Effects of long-term tenofovir-based combination... : AIDS (original) (raw)
CLINICAL SCIENCE
Effects of long-term tenofovir-based combination antiretroviral therapy in HIV-hepatitis B virus coinfection on persistent hepatitis B virus viremia and the role of hepatitis B virus quasispecies diversity
Audsley, Jennifera,b,c; Bent, Stephen J.d; Littlejohn, Margarete; Avihingsanon, Anchaleef; Matthews, Gailg; Bowden, Scotte; Bayliss, Juliannee; Luciani, Fabioh; Yuen, Lillye; Fairley, Christopher K.i,j; Locarnini, Stephene; Lewin, Sharon R.a,b,c; Sasadeusz, Joeb
aDepartment of Infectious Diseases, Monash University, Melbourne
bDepartment of Infectious Diseases, The Alfred Hospital, Prahran
cDoherty Institute for Infection and Immunity, University of Melbourne, Parkville
dRobinson Research Institute, University of Adelaide, Adelaide, Australia
eHIV-NAT Research Collaboration, Bangkok, Thailand
fThe Kirby Institute, Sydney
gVictorian Infectious Diseases Reference Laboratory, North Melbourne
hSystems Medicine, School of Medical Sciences, University of NSW, Sydney
iCentral Clinical School, Monash University, Melbourne
jMelbourne Sexual Health Centre, Carlton, Australia.

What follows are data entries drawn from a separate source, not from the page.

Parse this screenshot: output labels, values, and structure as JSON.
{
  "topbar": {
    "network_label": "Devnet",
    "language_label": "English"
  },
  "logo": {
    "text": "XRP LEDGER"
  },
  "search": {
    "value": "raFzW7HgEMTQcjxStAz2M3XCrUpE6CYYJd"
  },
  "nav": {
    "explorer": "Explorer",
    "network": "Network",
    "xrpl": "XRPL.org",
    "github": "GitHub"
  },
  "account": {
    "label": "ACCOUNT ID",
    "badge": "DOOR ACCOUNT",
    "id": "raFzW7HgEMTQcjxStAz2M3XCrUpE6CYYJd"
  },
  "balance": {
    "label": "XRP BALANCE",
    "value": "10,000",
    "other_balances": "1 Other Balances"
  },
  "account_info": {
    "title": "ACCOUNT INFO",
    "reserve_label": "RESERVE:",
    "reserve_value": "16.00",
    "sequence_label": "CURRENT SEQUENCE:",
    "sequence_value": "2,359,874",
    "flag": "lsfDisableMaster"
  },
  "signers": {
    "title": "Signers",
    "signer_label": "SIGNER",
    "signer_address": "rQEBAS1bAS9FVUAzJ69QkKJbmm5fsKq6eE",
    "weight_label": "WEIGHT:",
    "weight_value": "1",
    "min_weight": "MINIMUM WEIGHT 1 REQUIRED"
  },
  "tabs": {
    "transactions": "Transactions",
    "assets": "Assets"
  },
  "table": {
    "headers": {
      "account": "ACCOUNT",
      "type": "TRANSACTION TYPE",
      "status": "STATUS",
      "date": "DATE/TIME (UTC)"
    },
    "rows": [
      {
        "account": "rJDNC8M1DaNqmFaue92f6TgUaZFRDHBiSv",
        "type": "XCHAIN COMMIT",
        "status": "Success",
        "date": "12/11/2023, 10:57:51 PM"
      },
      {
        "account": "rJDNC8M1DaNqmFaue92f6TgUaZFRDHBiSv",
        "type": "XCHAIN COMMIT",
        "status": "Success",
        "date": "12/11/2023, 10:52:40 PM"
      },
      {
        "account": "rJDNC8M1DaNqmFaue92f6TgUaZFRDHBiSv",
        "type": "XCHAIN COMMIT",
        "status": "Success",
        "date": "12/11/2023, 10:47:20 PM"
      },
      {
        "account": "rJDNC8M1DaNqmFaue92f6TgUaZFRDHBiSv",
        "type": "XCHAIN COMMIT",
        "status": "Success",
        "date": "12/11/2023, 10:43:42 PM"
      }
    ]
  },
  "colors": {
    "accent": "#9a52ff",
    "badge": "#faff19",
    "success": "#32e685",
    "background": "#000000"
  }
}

Correspondence to Jennifer Audsley, PhD, Doherty Institute for Infection and Immunity, University of Melbourne, 4th Floor, 792 Elizabeth Street, Melbourne, Victoria 3010, Australia. Tel: +61 3 83443266; fax: +61 3 93472952; e-mail: [email protected]
Received 2 December, 2015
Revised 9 February, 2016
Accepted 10 February, 2016
Abstract
Objective:
Hepatitis B virus (HBV) can persist in some HIV–HBV coinfected individuals on tenofovir disoproxil fumarate (TDF)-containing combination antiretroviral therapy (cART) but HBV resistance to TDF has not been reported and the source of persistent HBV DNA on TDF is poorly understood. The aims of this study were to assess long-term HBV suppression in HIV–HBV coinfected individuals receiving TDF and investigate quasispecies variation using ultradeep pyrosequencing (UDPS).
Methods:
Ninety-two HIV–HBV coinfected participants on, or about to commence, TDF-containing cART were enrolled [Australia (n = 40), Thailand (n = 52)] and followed for 2 years with study visits every 6 months. HBV reverse transcriptase sequencing was performed on samples with HBV DNA more than 400 IU/ml by population-based methods and UDPS. Quasispecies diversity was assessed using Shannon entropy.
Results:
Over 24 months, viremia was detected at least once in 17% (n = 16) of the cohort. Novel mutations were not identified in on TDF samples tested by population-based sequencing (n = 19). Using UDPS, the median Shannon entropy value in samples prior to TDF in patients aviremic on TDF was not statistically different from those who were viremic on TDF (n = 50; 8.4 and 9.1, respectively, P = 0.9). Longitudinal Shannon entropy analysis of on TDF samples from five participants showed three individuals with significant changes in viral diversity over time.
Conclusion:
Persistent viremia on TDF-containing cART is common but TDF-resistance was not detected. In some individuals, changes in viral diversity over time were observed on TDF which could potentially be active viral replication. Further follow-up will be needed to determine the clinical significance of detectable HBV DNA on TDF-containing cART.